- 315 Okunma
- 2 Yorum
- 0 Beğeni
BİR YALNIZ ADAM
BİR YALNIZ ADAM
Şu bitmez tükenmez geceler olmasa pek de şikayetçi değildi yalnızlığından. Tabiata düşmeye başlayınca karanlık, güneş kaybolmaya yüz tutunca dağların arkasında tanımlayamadığı bir endişe düşüyordu yüreğine. Bu anlarda nefret ediyordu güneşten. "Benden bu kadar ne halin varsa gör " der gibi hınzırca yok oluyordu güneş.
İstemeye istemeye ayakları kendisini sürükleyince eve, ilk işi dua etmek oluyordu sessizce. "İnşallah bu gece erkenden uyuyabilirim" diye geçiriyordu içinden.
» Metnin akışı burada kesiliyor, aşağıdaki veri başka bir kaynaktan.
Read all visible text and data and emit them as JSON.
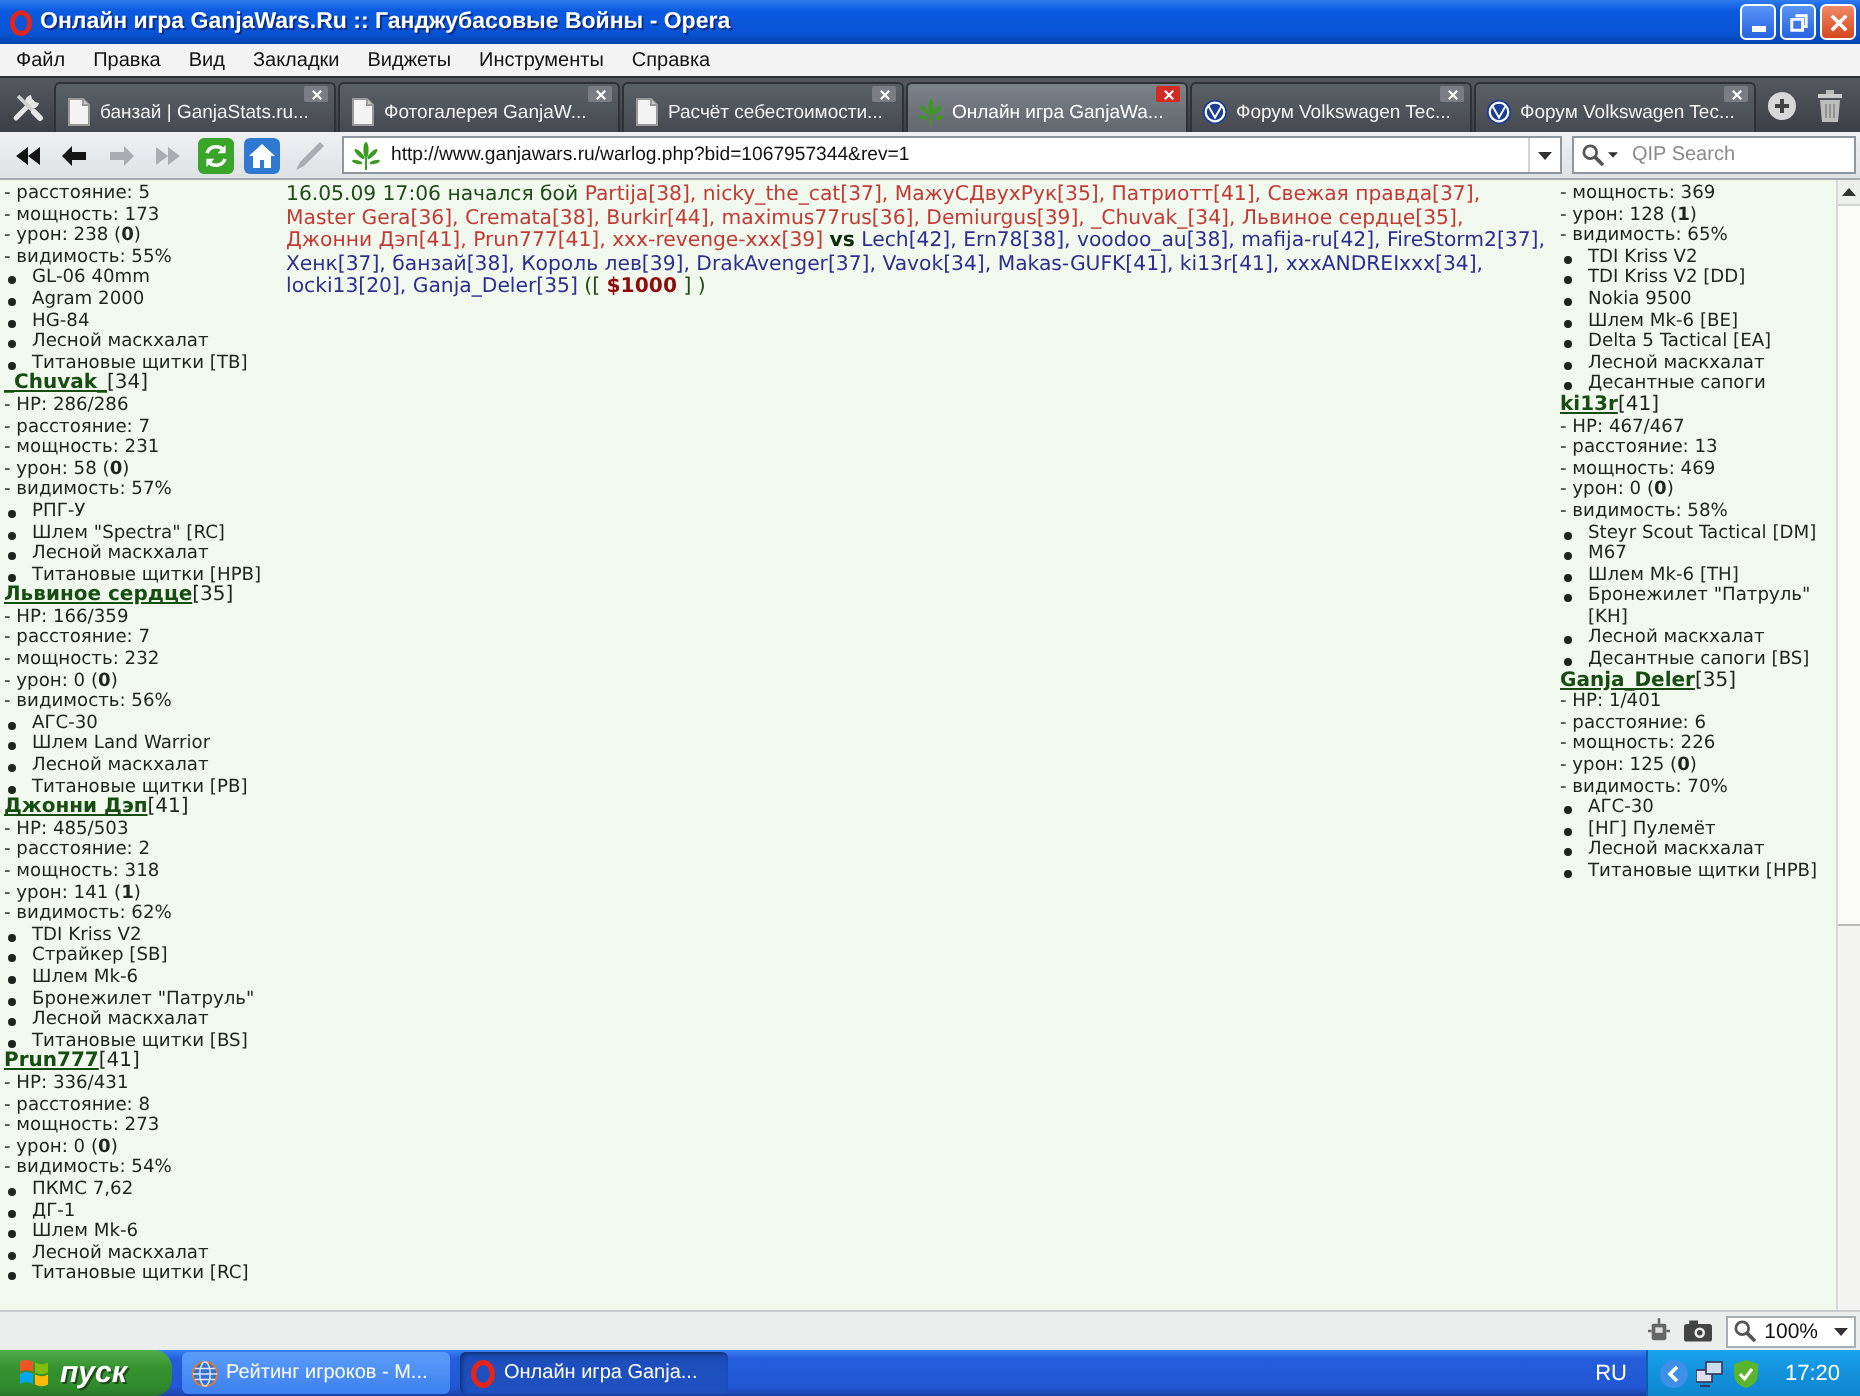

Eve girişlerinde geceyi pek önemsemezmiş gibi davranıyordu her seferinde. Yemek bulaşık derken akrep ve yel kovanla mücadelesi başlıyordu. Ortalık iyice kararıp sessizlik çökünce, düşüyordu ağır ağır yüreğine endişe. Bu saatlerde kulağını kapıya yöneltiyor ve birinin kapısını çalmasını bekliyordu. Ama sonuç genelde nafile. Kapısının çalındığı günler de oluyordu elbette. İşte en mutlu olduğu gecelerdi böylesi geceler. Heyecanla açıyordu kapıyı. Gelenleri sevinçle alıyordu içeri. Böyle gecelerde çay kahve ikram işlerinde bilinçli olarak oyalanıyor ve dostlarının uzun süre oturmalarını arzuluyordu. Hatta onlara yatı bile öneriyordu. Bu günleri gecelere karşı kazanılmış zafer günleri olarak görüyordu.
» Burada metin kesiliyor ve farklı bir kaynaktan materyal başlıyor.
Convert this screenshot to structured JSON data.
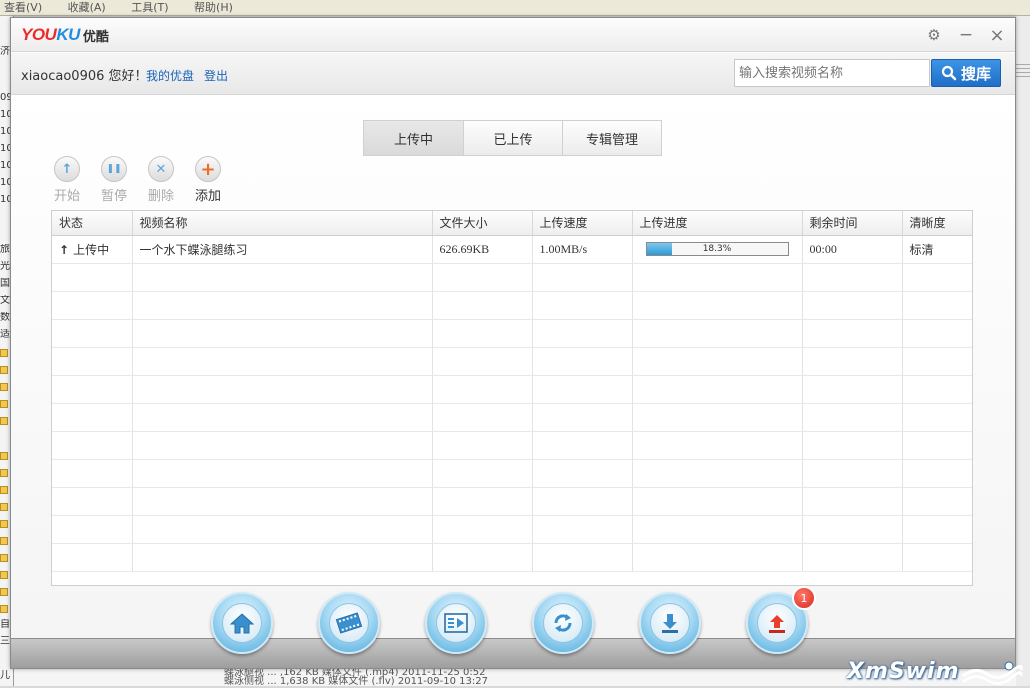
{
  "background": {
    "menu": [
      "查看(V)",
      "收藏(A)",
      "工具(T)",
      "帮助(H)"
    ],
    "left_fragments": [
      "济",
      "09",
      "10",
      "10",
      "10",
      "10",
      "10",
      "10",
      "旅",
      "光",
      "国",
      "文",
      "数",
      "适",
      "自",
      "三",
      "儿"
    ],
    "bottom_rows": [
      "蝶泳腿视  ...  ,162 KB  媒体文件 (.mp4)  2011-11-25 0:52",
      "蝶泳侧视  ...  1,638 KB  媒体文件 (.flv)  2011-09-10 13:27"
    ]
  },
  "titlebar": {
    "logo_you": "YOU",
    "logo_ku": "KU",
    "logo_cn": "优酷",
    "settings_icon": "⚙",
    "minimize_icon": "−",
    "close_icon": "×"
  },
  "header": {
    "greeting": "xiaocao0906 您好！",
    "my_disk": "我的优盘",
    "logout": "登出",
    "search_placeholder": "输入搜索视频名称",
    "search_button": "搜库"
  },
  "tabs": [
    {
      "label": "上传中",
      "active": true
    },
    {
      "label": "已上传",
      "active": false
    },
    {
      "label": "专辑管理",
      "active": false
    }
  ],
  "toolbar": [
    {
      "label": "开始",
      "icon": "up-arrow-icon",
      "glyph": "↑",
      "color": "#5aa7d8",
      "enabled": false
    },
    {
      "label": "暂停",
      "icon": "pause-icon",
      "glyph": "❚❚",
      "color": "#5aa7d8",
      "enabled": false
    },
    {
      "label": "删除",
      "icon": "delete-icon",
      "glyph": "✕",
      "color": "#5aa7d8",
      "enabled": false
    },
    {
      "label": "添加",
      "icon": "add-icon",
      "glyph": "+",
      "color": "#f06a2a",
      "enabled": true
    }
  ],
  "table": {
    "columns": [
      "状态",
      "视频名称",
      "文件大小",
      "上传速度",
      "上传进度",
      "剩余时间",
      "清晰度"
    ],
    "rows": [
      {
        "status": "上传中",
        "name": "一个水下蝶泳腿练习",
        "size": "626.69KB",
        "speed": "1.00MB/s",
        "progress": 18.3,
        "progress_text": "18.3%",
        "remaining": "00:00",
        "quality": "标清"
      }
    ]
  },
  "dock": [
    {
      "name": "home"
    },
    {
      "name": "video"
    },
    {
      "name": "playlist"
    },
    {
      "name": "refresh"
    },
    {
      "name": "download"
    },
    {
      "name": "upload"
    }
  ],
  "upload_badge": "1",
  "watermark": "XmSwim"
}
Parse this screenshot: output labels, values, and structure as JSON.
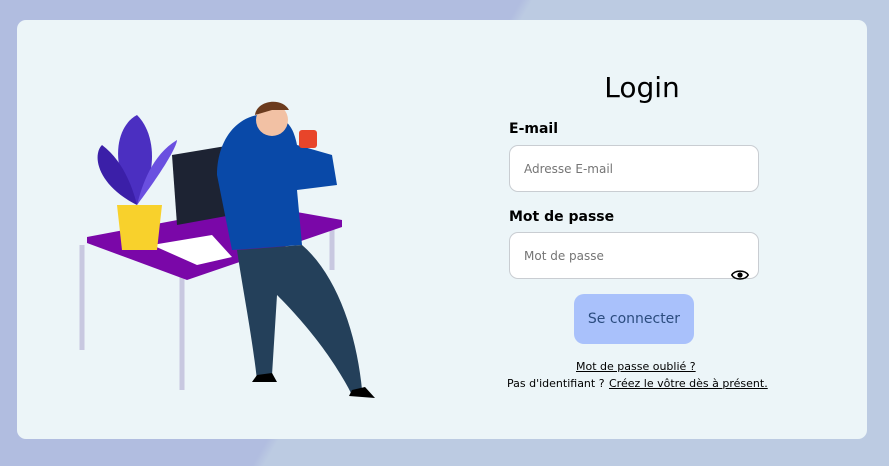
{
  "title": "Login",
  "email": {
    "label": "E-mail",
    "placeholder": "Adresse E-mail",
    "value": ""
  },
  "password": {
    "label": "Mot de passe",
    "placeholder": "Mot de passe",
    "value": "",
    "toggle_icon": "eye-icon"
  },
  "submit_label": "Se connecter",
  "forgot_label": "Mot de passe oublié ?",
  "no_account_text": "Pas d'identifiant ?",
  "signup_label": "Créez le vôtre dès à présent.",
  "colors": {
    "button": "#a9c1fb",
    "card": "#ecf5f8",
    "background": "#b1bde0"
  }
}
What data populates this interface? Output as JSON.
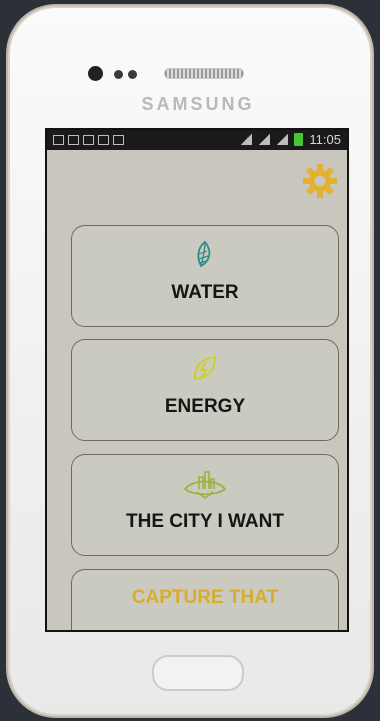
{
  "device": {
    "brand": "SAMSUNG"
  },
  "status_bar": {
    "time": "11:05",
    "battery_color": "#46c637"
  },
  "settings": {
    "icon": "gear-icon",
    "color": "#e2b12f"
  },
  "menu": {
    "items": [
      {
        "label": "WATER",
        "icon": "water-leaf-icon",
        "icon_color": "#2f8d8c"
      },
      {
        "label": "ENERGY",
        "icon": "energy-leaf-icon",
        "icon_color": "#d0cf1f"
      },
      {
        "label": "THE CITY I WANT",
        "icon": "city-icon",
        "icon_color": "#9bb33a"
      },
      {
        "label": "CAPTURE THAT",
        "label_color": "#d8ad2b"
      }
    ]
  }
}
Ertesi günün ilk saatleri düşene kadar gözlüyordu kapı tıkırtısını. Umutlar kesilince gözleri nete, kulağı telefona odaklanıyordu. İstiyordu ki bir dost sesi karanlıkları yararak ulaşsın kendisine. O da olmayınca başlıyordu geceyle mücadelesi. Gece bir dağ gibi çökmeye başlayınca üzerine atıyordu hemen kendini maziye. Üç beş yaşından itibaren tüm yaşamı geçiyordu gözlerinin önünden. Özellikle kaybettikleri ve terk edilişleri düşünce zihnine; hüzünleniyor, bazı zamanlarda da gözünden akan yaşları siliyordu elinin tersiyle. Sadece bunlar değildi düşündükleri elbette. Başarıları, gururları, pişmanlıkları, hüzünleri, kederleri, umutları, acıları velhasıl elliyi aşmış bir sürece sığmış yaşamı an be an geliyordu gözlerinin önüne. Mutlu olduğu anların keyfinini düşününce bir daha yaşıyordu o günlerin mutluluğunu gönlünce.
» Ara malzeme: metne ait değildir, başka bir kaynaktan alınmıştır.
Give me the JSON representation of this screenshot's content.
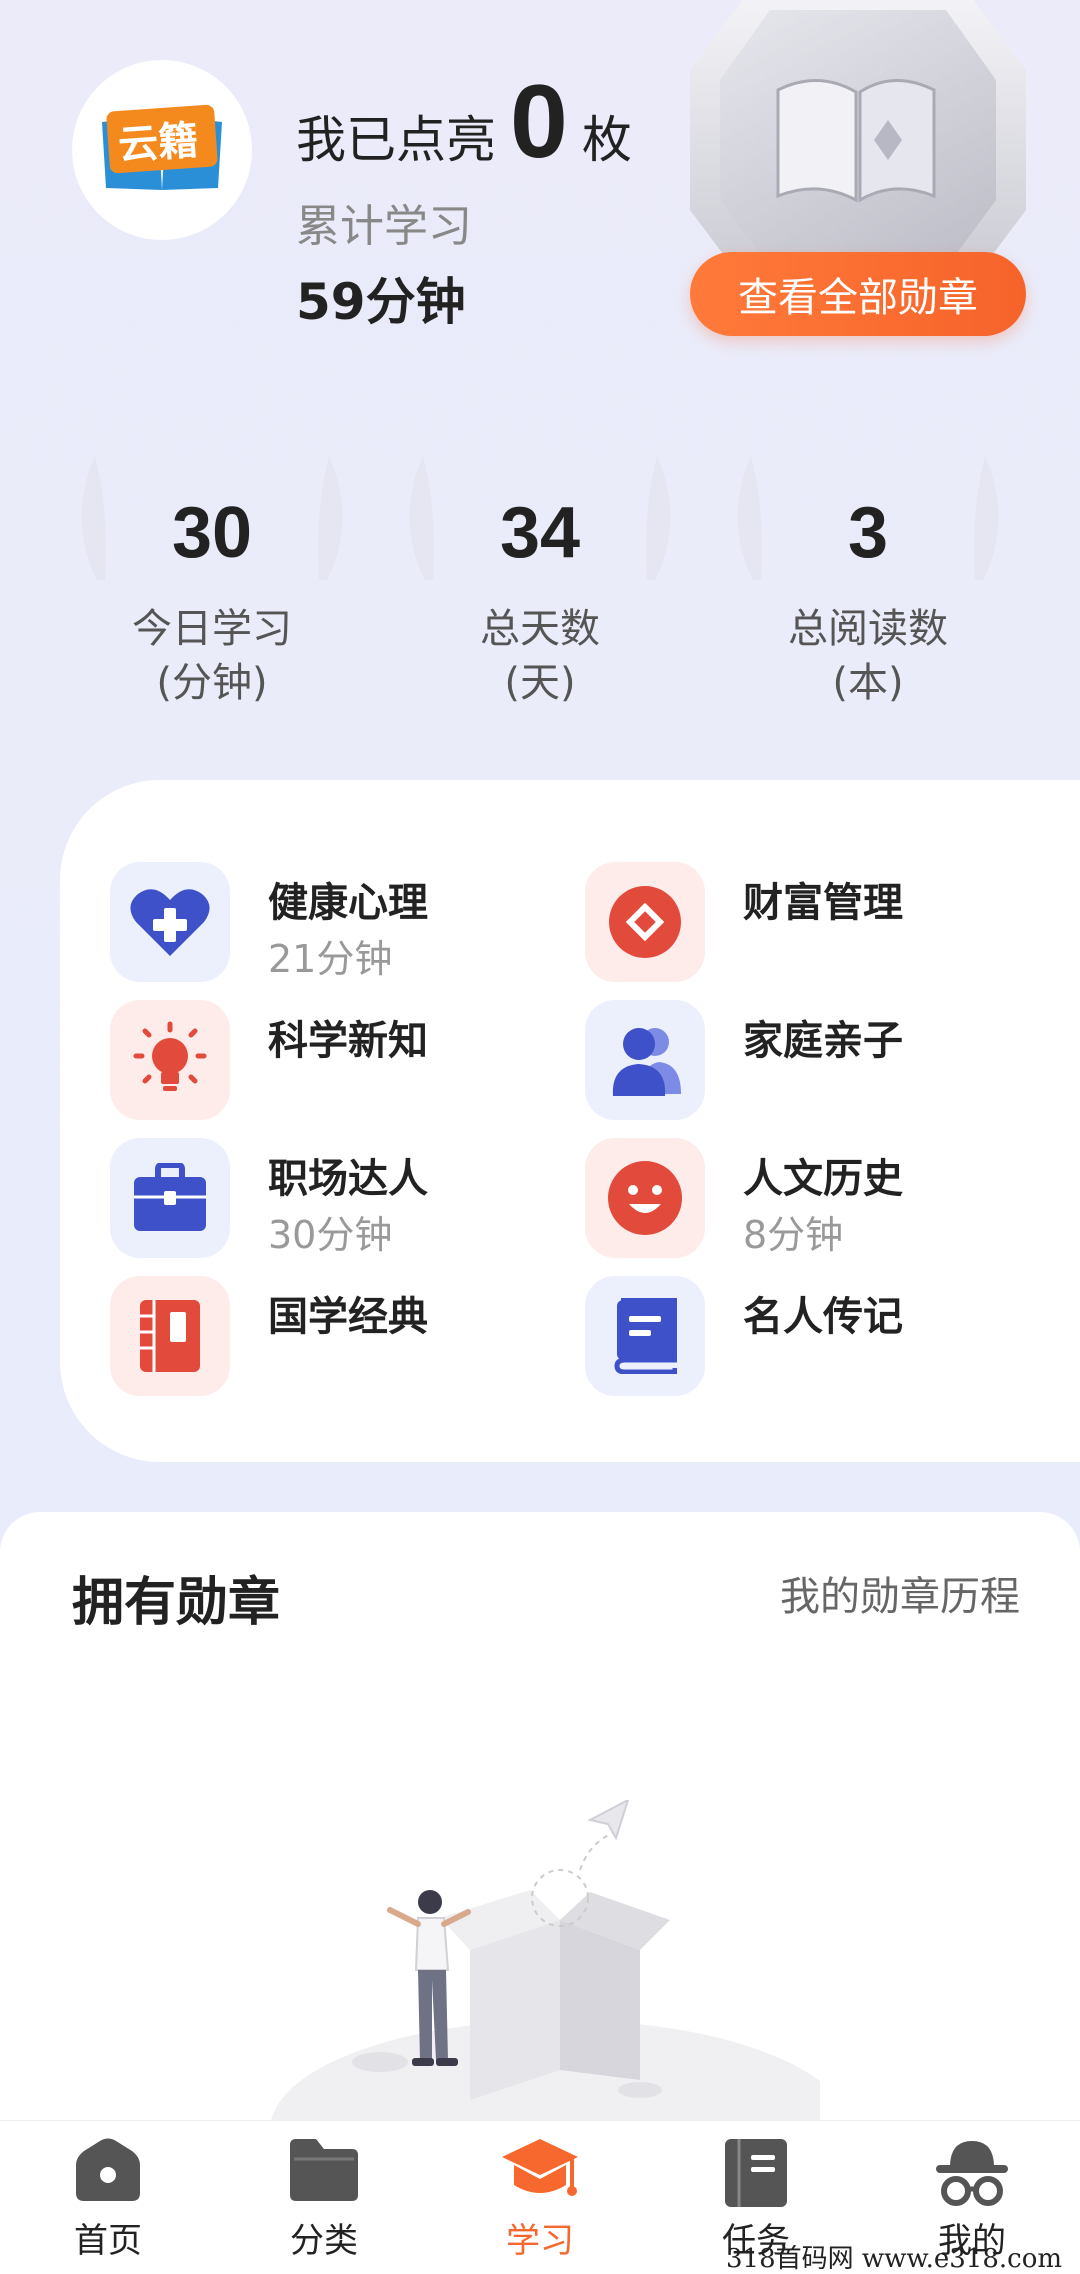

En zoru da kaybettiklerinin bir resmi, bir eşyası, ya da bir anısının gözlerine çarptığı anlardı. Böyle zamanlarda yutkunuyor, gözleri doluyor, hasretle dünyadan göçenlere rahmet okuyor, yaşayanlara da selamet diliyordu. Uğradığı haksızlıklar da geliyordu aklına elbette. Sanki o an hak mahkemesi önünde savunan bir şuçluymuş gibi hissediyordu kendini. Ve başlıyordu savunması. Şükür Allaha haram lokma geçmemişti boğazından.Varsa hataları onları da düşnüyordu elbette. Bu yargılanmanın sonucu genelde berat oluyor, vicdanen de rahatlıyordu. Sırtından hançerleyen dost görünümlü namussuzlar da düşüyordu aklına. Böyle zamanlarda okkalı küfürler savurarak rahatlıyordu kendince.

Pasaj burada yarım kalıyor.